A partire dall'a.s. 2008/09, potranno sostenere l'esame gli studenti dell'ultimo anno che nello scrutinio finale abbiano riportato una valutazione positiva in tutte le discipline, ovvero gli alunni che conseguono la media del "sei", e che abbiano comunque saldato, entro il 15 marzo dello stesso anno di riferimento, tutti i debiti formativi contratti negli anni scolastici precedenti.
 

Punteggio

 

Il punteggio minimo complessivo per superare l'esame è di 60/100.

 

Credito scolastico: ciascun candidato può far valere un massimo di 20 punti quale credito per l'andamento degli studi e per le esperienze formative e culturali maturate fuori della scuola (Tabella A del D.P.R. 323/98).

Prove scritte: 45 è il totale dei punti, ripartiti in ugual misura tra le tre prove (da 0 a 15 punti ciascuna); a ciascuna delle prove scritte giudicata sufficiente non può essere attribuito un punteggio inferiore a 10.

Colloquio: sono 35 i punti da assegnare; il colloquio è giudicato sufficiente se consegue almeno 22 punti.

Bonus: è di 5 punti e può essere assegnato dalla Commissione in aggiunta al voto finale a condizione che il candidato abbia un credito scolastico di almeno 15 punti e un risultato complessivo nelle prove d'esame di almeno 70 punti.

Lode: è consentita l'attribuzione della lode ai candidati che all'esame finale avranno conseguito il punteggio massimo di 100 punti senza fruire del bonus integrativo dei 5 punti.

 

Nel 2008/09, con l'entrata a regime della riforma dell'esame, al fine di valorizzare la carriera scolastica dello studente il credito scolastico sarà portato fino ad un massimo di 25 punti (Tabella A D.M. 22 maggio 2007 n. 42); il punteggio del colloquio passerà da 35 a 30 punti. I 5 punti tolti al colloquio saranno aggiunti, distribuiti negli ultimi tre anni del percorso scolastico, al punteggio di credito scolastico, rispettando le fasce corrispondenti alla media dei voti riportati dallo studente nello scrutinio finale. Un maggiore aumento di punti è stato attribuito alla fascia corrispondente alla media dei voti da 8 a 10, con l'intento di premiare il merito e in particolare l'eccellenza dello studente nel percorso scolastico.

 

I nuovi punteggi di credito scolastico, già applicati nell'anno scolastico 2006/07 agli alunni delle terzultime classi, saranno estesi nell'anno scolastico 2007/08  anche a quelli delle penultime.
 

Commissioni

 

Le commissioni sono costituite per metà da commissari esterni e per metà da membri interni della classe e presiedute da un presidente anch'esso esterno. Il numero massimo dei commissari è di 6, tranne che per alcuni indirizzi di studio nei quali ne vengono assegnati 4. Ogni due classi sono nominati un presidente unico e commissari esterni comuni alle classi stesse. Le materie affidate ai membri esterni sono scelte dal Ministro della Pubblica istruzione.
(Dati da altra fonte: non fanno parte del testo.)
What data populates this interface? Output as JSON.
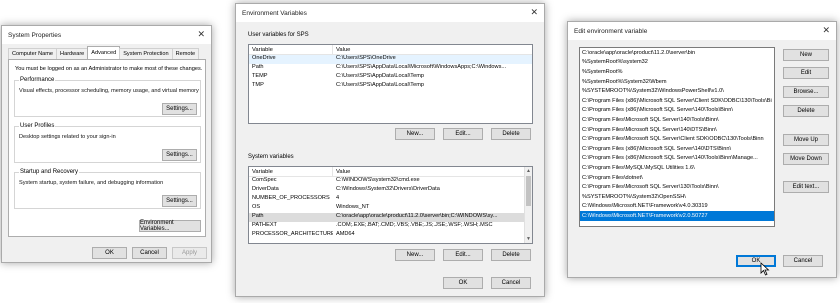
{
  "system_properties": {
    "title": "System Properties",
    "close_glyph": "✕",
    "tabs": [
      "Computer Name",
      "Hardware",
      "Advanced",
      "System Protection",
      "Remote"
    ],
    "active_tab": "Advanced",
    "admin_note": "You must be logged on as an Administrator to make most of these changes.",
    "performance": {
      "label": "Performance",
      "desc": "Visual effects, processor scheduling, memory usage, and virtual memory",
      "button": "Settings..."
    },
    "user_profiles": {
      "label": "User Profiles",
      "desc": "Desktop settings related to your sign-in",
      "button": "Settings..."
    },
    "startup_recovery": {
      "label": "Startup and Recovery",
      "desc": "System startup, system failure, and debugging information",
      "button": "Settings..."
    },
    "env_button": "Environment Variables...",
    "ok": "OK",
    "cancel": "Cancel",
    "apply": "Apply"
  },
  "environment_variables": {
    "title": "Environment Variables",
    "close_glyph": "✕",
    "user_section": "User variables for SPS",
    "col_variable": "Variable",
    "col_value": "Value",
    "user_vars": [
      {
        "name": "OneDrive",
        "value": "C:\\Users\\SPS\\OneDrive"
      },
      {
        "name": "Path",
        "value": "C:\\Users\\SPS\\AppData\\Local\\Microsoft\\WindowsApps;C:\\Windows..."
      },
      {
        "name": "TEMP",
        "value": "C:\\Users\\SPS\\AppData\\Local\\Temp"
      },
      {
        "name": "TMP",
        "value": "C:\\Users\\SPS\\AppData\\Local\\Temp"
      }
    ],
    "user_buttons": {
      "new": "New...",
      "edit": "Edit...",
      "delete": "Delete"
    },
    "system_section": "System variables",
    "system_vars": [
      {
        "name": "ComSpec",
        "value": "C:\\WINDOWS\\system32\\cmd.exe"
      },
      {
        "name": "DriverData",
        "value": "C:\\Windows\\System32\\Drivers\\DriverData"
      },
      {
        "name": "NUMBER_OF_PROCESSORS",
        "value": "4"
      },
      {
        "name": "OS",
        "value": "Windows_NT"
      },
      {
        "name": "Path",
        "value": "C:\\oracle\\app\\oracle\\product\\11.2.0\\server\\bin;C:\\WINDOWS\\sy..."
      },
      {
        "name": "PATHEXT",
        "value": ".COM;.EXE;.BAT;.CMD;.VBS;.VBE;.JS;.JSE;.WSF;.WSH;.MSC"
      },
      {
        "name": "PROCESSOR_ARCHITECTURE",
        "value": "AMD64"
      }
    ],
    "system_buttons": {
      "new": "New...",
      "edit": "Edit...",
      "delete": "Delete"
    },
    "ok": "OK",
    "cancel": "Cancel"
  },
  "edit_env": {
    "title": "Edit environment variable",
    "close_glyph": "✕",
    "entries": [
      "C:\\oracle\\app\\oracle\\product\\11.2.0\\server\\bin",
      "%SystemRoot%\\system32",
      "%SystemRoot%",
      "%SystemRoot%\\System32\\Wbem",
      "%SYSTEMROOT%\\System32\\WindowsPowerShell\\v1.0\\",
      "C:\\Program Files (x86)\\Microsoft SQL Server\\Client SDK\\ODBC\\130\\Tools\\Bi",
      "C:\\Program Files (x86)\\Microsoft SQL Server\\140\\Tools\\Binn\\",
      "C:\\Program Files\\Microsoft SQL Server\\140\\Tools\\Binn\\",
      "C:\\Program Files\\Microsoft SQL Server\\140\\DTS\\Binn\\",
      "C:\\Program Files\\Microsoft SQL Server\\Client SDK\\ODBC\\130\\Tools\\Binn",
      "C:\\Program Files (x86)\\Microsoft SQL Server\\140\\DTS\\Binn\\",
      "C:\\Program Files (x86)\\Microsoft SQL Server\\140\\Tools\\Binn\\Manage...",
      "C:\\Program Files\\MySQL\\MySQL Utilities 1.6\\",
      "C:\\Program Files\\dotnet\\",
      "C:\\Program Files\\Microsoft SQL Server\\130\\Tools\\Binn\\",
      "%SYSTEMROOT%\\System32\\OpenSSH\\",
      "C:\\Windows\\Microsoft.NET\\Framework\\v4.0.30319",
      "C:\\Windows\\Microsoft.NET\\Framework\\v2.0.50727"
    ],
    "selected_index": 17,
    "buttons": {
      "new": "New",
      "edit": "Edit",
      "browse": "Browse...",
      "delete": "Delete",
      "move_up": "Move Up",
      "move_down": "Move Down",
      "edit_text": "Edit text..."
    },
    "ok": "OK",
    "cancel": "Cancel"
  }
}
La nomina del presidente e dei commissari esterni è di competenza dell'Amministrazione, sulla base delle domande avanzate dagli interessati, mentre la designazione dei commissari interni è effettuata dal Consiglio di classe, tra i docenti titolari dell'insegnamento delle materie non affidate ai commissari esterni. In sede di designazione, i Consigli di classe, devono tener conto dell'esigenza di assicurare un'equa e ponderata ripartizione delle materie oggetto di studio dell'ultimo anno, cercando di favorire, per quanto possibile, l'accertamento della conoscenza della lingua straniera studiata durante l'anno. Ad ogni Commissione sono assegnati non più di trentacinque candidati.
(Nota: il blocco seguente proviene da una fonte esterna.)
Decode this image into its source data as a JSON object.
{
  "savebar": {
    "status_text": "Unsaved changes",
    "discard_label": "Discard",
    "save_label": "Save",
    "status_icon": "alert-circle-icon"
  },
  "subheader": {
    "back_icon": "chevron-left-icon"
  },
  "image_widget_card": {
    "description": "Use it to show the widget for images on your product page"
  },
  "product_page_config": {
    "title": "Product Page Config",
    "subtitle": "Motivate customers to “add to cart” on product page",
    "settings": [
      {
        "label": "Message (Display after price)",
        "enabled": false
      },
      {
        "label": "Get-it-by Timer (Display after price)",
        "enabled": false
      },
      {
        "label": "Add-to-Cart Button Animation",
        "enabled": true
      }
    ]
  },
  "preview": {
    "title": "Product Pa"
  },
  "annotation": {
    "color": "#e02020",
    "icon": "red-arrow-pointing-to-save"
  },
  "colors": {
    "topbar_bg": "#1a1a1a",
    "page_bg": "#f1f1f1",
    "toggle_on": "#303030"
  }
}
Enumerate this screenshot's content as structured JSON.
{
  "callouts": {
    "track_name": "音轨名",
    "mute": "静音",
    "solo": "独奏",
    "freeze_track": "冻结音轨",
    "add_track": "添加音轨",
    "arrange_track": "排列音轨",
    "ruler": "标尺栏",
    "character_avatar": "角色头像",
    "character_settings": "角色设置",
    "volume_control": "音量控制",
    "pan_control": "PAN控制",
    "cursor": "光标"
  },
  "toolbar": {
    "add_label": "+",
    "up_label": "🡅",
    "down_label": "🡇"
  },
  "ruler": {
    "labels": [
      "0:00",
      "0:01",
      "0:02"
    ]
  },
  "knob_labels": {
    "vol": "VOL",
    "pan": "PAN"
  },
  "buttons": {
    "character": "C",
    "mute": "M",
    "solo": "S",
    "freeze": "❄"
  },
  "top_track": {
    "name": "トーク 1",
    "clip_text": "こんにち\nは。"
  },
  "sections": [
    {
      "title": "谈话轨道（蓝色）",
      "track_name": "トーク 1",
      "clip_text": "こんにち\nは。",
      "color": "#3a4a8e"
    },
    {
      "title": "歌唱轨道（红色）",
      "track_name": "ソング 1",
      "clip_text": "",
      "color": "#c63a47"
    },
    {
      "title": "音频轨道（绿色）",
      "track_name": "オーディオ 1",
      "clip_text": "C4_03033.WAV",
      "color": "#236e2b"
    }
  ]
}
Ciascuna Commissione di istituto legalmente riconosciuto o pareggiato è abbinata ad una commissione di istituto statale o paritario.
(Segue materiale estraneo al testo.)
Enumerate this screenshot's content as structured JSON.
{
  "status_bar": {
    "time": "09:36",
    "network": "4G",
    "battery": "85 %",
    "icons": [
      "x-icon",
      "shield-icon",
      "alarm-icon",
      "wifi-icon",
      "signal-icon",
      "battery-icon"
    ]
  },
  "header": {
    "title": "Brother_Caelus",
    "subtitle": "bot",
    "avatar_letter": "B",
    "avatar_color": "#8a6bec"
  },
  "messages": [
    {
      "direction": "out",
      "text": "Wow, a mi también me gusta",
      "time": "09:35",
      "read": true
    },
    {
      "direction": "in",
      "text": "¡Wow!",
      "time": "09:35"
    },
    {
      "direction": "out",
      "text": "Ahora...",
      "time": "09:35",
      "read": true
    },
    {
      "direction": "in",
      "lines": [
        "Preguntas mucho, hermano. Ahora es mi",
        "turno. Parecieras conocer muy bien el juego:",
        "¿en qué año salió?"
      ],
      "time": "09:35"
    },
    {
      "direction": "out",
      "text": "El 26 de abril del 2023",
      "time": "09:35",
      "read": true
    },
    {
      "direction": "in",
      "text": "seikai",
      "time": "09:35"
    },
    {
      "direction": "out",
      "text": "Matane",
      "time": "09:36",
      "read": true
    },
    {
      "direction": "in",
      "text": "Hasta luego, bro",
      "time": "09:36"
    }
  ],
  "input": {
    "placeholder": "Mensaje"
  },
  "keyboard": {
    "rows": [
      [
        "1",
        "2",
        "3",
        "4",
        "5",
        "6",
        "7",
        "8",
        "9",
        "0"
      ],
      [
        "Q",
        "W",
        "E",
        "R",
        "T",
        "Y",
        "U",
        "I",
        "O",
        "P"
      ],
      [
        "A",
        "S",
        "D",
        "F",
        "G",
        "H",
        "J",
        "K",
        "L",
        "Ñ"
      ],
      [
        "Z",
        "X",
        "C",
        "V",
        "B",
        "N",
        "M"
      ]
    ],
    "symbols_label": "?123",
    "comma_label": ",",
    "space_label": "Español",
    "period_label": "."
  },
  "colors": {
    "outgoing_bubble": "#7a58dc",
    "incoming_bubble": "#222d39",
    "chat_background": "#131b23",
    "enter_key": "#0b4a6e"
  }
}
La presenza nella Commissione di sei componenti, tra i quali alcuni titolari di insegnamenti di più discipline, e quella del Presidente, munito anch'egli di competenze disciplinari specifiche, assicurano allo svolgimento dell'esame, in particolare alla conduzione del colloquio, quel carattere di multidisciplinarità previsto dalla legge.